The Open Hand covers more Surface area
Relaxed Open Hand Techniques cover and contact more surface area than a punch. One benefit of this is that more of the power of an open hand strike will be delivered to the target. A punch will tend to slide or skid on contact which means less power is being delivered.
The Open Hand is More Powerful
Open hand techniques tend to transmit less blunt trauma (unless specifically directed to do so as in a palm heel strike) but tend to transfer shock much more easily. Hitting the head with a blow that transmits shock inside the head almost always results in a knockout blow to the recipient.
The Open Hand is Safer
Open Hands are much less likely to get injured when punching a hard object such as a wall or someones head. When throwing a punch Knuckles and other parts of the hand are often broke due to impact and the hard nature of most punching methods.

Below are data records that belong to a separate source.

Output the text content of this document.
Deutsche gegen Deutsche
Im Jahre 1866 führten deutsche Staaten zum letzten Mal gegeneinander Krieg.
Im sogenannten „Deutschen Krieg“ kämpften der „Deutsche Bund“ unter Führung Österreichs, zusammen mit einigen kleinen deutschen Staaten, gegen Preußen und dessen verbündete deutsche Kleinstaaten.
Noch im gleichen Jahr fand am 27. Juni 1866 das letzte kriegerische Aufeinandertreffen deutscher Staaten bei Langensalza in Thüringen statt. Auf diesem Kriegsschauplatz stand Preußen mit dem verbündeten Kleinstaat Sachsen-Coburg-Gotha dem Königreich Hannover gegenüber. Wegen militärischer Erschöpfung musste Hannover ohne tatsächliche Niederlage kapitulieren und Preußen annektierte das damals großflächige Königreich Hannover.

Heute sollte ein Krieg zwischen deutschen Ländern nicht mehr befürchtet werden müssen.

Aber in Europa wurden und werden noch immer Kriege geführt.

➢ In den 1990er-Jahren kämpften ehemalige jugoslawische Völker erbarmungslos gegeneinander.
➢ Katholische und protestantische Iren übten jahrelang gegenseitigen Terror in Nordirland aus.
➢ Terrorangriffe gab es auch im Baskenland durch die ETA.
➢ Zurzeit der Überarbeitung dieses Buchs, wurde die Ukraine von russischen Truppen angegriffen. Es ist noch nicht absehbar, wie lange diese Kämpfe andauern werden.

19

The Open Hand is more Versatile
Open Hand Techniques lend themselves to a greater amount of versatility than a fist. An Open Hand can easily become anything such as a finger jab or a grab or even a fist on the way to the intended target.
A fist can almost exclusively be used as a fist and is at the very least awkward for most people to use as anything else.
The Open Hand is Faster
With a little training the average person can easily and rapidly throw 3 full ballistic speed and power Open Hand strikes (like playing the bongo drums) in under 1 second and can maintain it for at least 20 seconds.
That means a minimum of 60 full power strikes in under 20 seconds with versatility and reasonable choice of where to place the hit (again like hitting the bongo drums).
There are very few if any punchers in the world who can match this speed and power with their punches (including professional world class boxers) and when the punches are thrown this fast there is no versatility. All of the punches must be to a small target straight ahead.